Cependant, pour de nombreux binationaux, la décision de partir n’est pas simple. Certains et le nombre n’est pas le moindre choisissent de rester, voire même de revenir auprès des leurs poussés par un sentiment profond de solidarité envers leurs proches restés sur place, ce qui justement irrite les pays ayant appelé au départ de leurs ressortissants, comme les Etats-Unis, le Royaume Uni, le Canada et aujourd’hui les autorités françaises et pour cause.
Beaucoup en effet font aujourd’hui ce choix. Ce n’est pas par habitude de la guerre, mais justement parce qu’on est déjà passé par cela et qu’on sait de quoi on parle.
Cette situation rappelle en effet des souvenirs douloureux pour ceux qui ont déjà vécu des évacuations antérieures, comme en 1982 et 2006 comme pour moi.
En effet, j’ai été évacué enfant deux fois lors de la guerre de 1982 à l’âge de 5 ans à bord de l’Argens pour être plus précis et a aidé à évacuer des membres de sa famille en 2006 voyant à l’époque les côtes de ce pays s’éloigner avec des bombes qui détonnent au loin sans savoir quand et comment on pourra revenir ayant dans la tête la fameuse chanson de Feyrouz, Li Beirut, prenant un nouveau sens pour moi.
J’ai donc répondu à Stephane Séjourné la chose suivante :
“Mr le ministre, évacué en 1982 laissant mon père chirurgien au Liban à l’âge de 5 ans puis en 2006 pour convoyer mes neveux en France, vous ne pouvez imaginer combien il est difficile de laisser nos proches derrière nous. Nous nous devons d’être présents dans ces moments difficiles et les traverser avec eux. Votre rôle est d’arrêter cette escalade.”
En effet, il est inimaginable de laisser dernière nous nos proches, inimaginable aussi de ne pas pouvoir communiquer avec eux parfois durant des jours et des semaines pensant alors que le pire est peut-être advenu, inimaginable aussi de ne pas partager ces moments durs, de stress avec eux, inimaginable de ne pas être là pour les soutenir, les épauler.
Certes il est normal de mettre « femmes et enfants » en sécurité, mais pour autant, quand j’avais 5 ans, je me trouvais être lâche face à un père qui lui avait ce courage d’aller soigner en dépit des bombes qui tombaient autour de lui effectuant le sacerdoce de sa profession quitte à mettre sa propre vie en danger.
J’ai refoulé beaucoup de souvenirs assez longtemps, jusqu’à ce qu’ils reviennent comme un boomerang et cela me pousse aussi aujourd’hui dans mes choix.
Pour les familles concernées, il ne s’agit en effet pas simplement de choisir entre la sécurité et le danger, mais de peser l’impact émotionnel et moral de quitter ceux qu’elles aiment derrière elles.
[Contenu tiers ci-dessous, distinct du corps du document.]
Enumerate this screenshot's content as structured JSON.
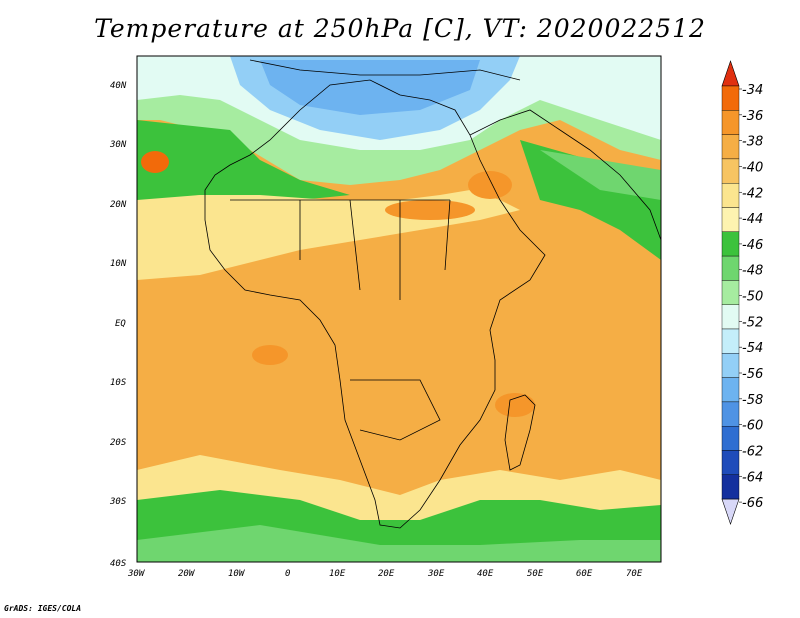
{
  "title": "Temperature at 250hPa [C], VT: 2020022512",
  "credit": "GrADS: IGES/COLA",
  "map": {
    "lat_labels": [
      "40N",
      "30N",
      "20N",
      "10N",
      "EQ",
      "10S",
      "20S",
      "30S",
      "40S"
    ],
    "lon_labels": [
      "30W",
      "20W",
      "10W",
      "0",
      "10E",
      "20E",
      "30E",
      "40E",
      "50E",
      "60E",
      "70E"
    ]
  },
  "colorbar": {
    "levels": [
      "-34",
      "-36",
      "-38",
      "-40",
      "-42",
      "-44",
      "-46",
      "-48",
      "-50",
      "-52",
      "-54",
      "-56",
      "-58",
      "-60",
      "-62",
      "-64",
      "-66"
    ],
    "colors": [
      "#e8400e",
      "#f26a0a",
      "#f5962a",
      "#f5ae45",
      "#f7c462",
      "#fbe58f",
      "#fdf3b0",
      "#3cc23c",
      "#6fd66f",
      "#a6eca0",
      "#e2fbf3",
      "#c4eefa",
      "#93cff6",
      "#6db3f0",
      "#4f93e4",
      "#2f6ed1",
      "#1f4cba",
      "#14309e",
      "#0a1a7a"
    ],
    "top_arrow_color": "#e03010",
    "bottom_arrow_color": "#d8d8f8"
  }
}
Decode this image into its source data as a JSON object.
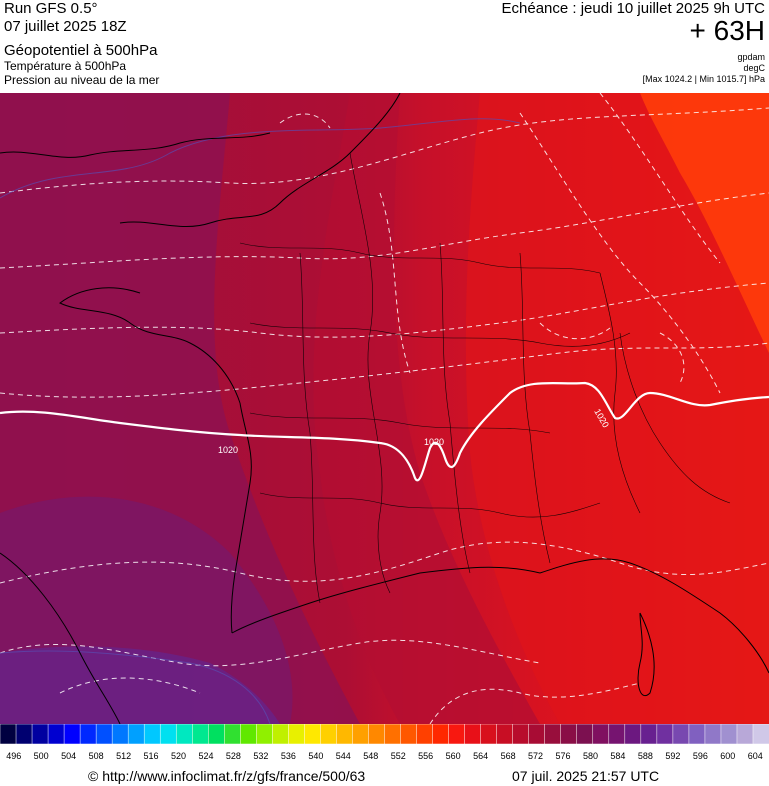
{
  "header": {
    "run": "Run GFS 0.5°",
    "run_date": "07 juillet 2025 18Z",
    "field1": "Géopotentiel à 500hPa",
    "field2": "Température à 500hPa",
    "field3": "Pression au niveau de la mer",
    "echeance": "Echéance : jeudi 10 juillet 2025 9h UTC",
    "hour": "+ 63H",
    "unit1": "gpdam",
    "unit2": "degC",
    "minmax": "[Max 1024.2 | Min 1015.7] hPa"
  },
  "map": {
    "isobar_labels": [
      "1020",
      "1020",
      "1020"
    ],
    "colors": {
      "purple": "#6b1f82",
      "magenta": "#8a1248",
      "crimson": "#a8103c",
      "red1": "#c8102a",
      "red2": "#de1218",
      "red3": "#f0200c",
      "orange": "#ff3c0a"
    }
  },
  "legend": {
    "values": [
      "496",
      "500",
      "504",
      "508",
      "512",
      "516",
      "520",
      "524",
      "528",
      "532",
      "536",
      "540",
      "544",
      "548",
      "552",
      "556",
      "560",
      "564",
      "568",
      "572",
      "576",
      "580",
      "584",
      "588",
      "592",
      "596",
      "600",
      "604"
    ],
    "colors": [
      "#000040",
      "#000070",
      "#0000a0",
      "#0000d0",
      "#0000ff",
      "#0028ff",
      "#0050ff",
      "#0078ff",
      "#00a0ff",
      "#00c8ff",
      "#00e0f0",
      "#00e8c0",
      "#00e890",
      "#00e060",
      "#30e030",
      "#60e800",
      "#90f000",
      "#c0f000",
      "#e8f000",
      "#ffe800",
      "#ffd000",
      "#ffb800",
      "#ffa000",
      "#ff8800",
      "#ff7000",
      "#ff5800",
      "#ff4000",
      "#ff2800",
      "#f81810",
      "#e81018",
      "#d8101c",
      "#c80e24",
      "#b80c2c",
      "#a80c34",
      "#980e3c",
      "#8a0e46",
      "#7c1050",
      "#801060",
      "#761470",
      "#6c1880",
      "#682090",
      "#7030a0",
      "#7848b0",
      "#8060c0",
      "#9078c8",
      "#a090d0",
      "#b8a8d8",
      "#d0c8e8"
    ]
  },
  "footer": {
    "url": "© http://www.infoclimat.fr/z/gfs/france/500/63",
    "date": "07 juil. 2025 21:57 UTC"
  }
}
Pour ceux qui ont des attaches profondes au Liban, l’idée de partir, même temporairement, est une décision déchirante.
Il est donc essentiel que la diplomatie s’efforce de trouver des solutions pour éviter que ces dilemmes ne deviennent encore plus fréquents dans un monde déjà en proie à de nombreuses crises, d’autant plus que le départ des binationaux et des autres ressortissants étrangers pourrait aussi amener à ce que les témoignages des exactions subies par les populations deviennent invisible face à toute l’horreur des guerres.
Ces demandes de départs – si elles sont légitimes en vue de protéger des vies – cachent aussi un objectif d’invisibiliser la souffrance dans l’espace médiatique de ces pays faute de témoins présents et de rallonger encore une fois un conflit dont on se serait bien passé.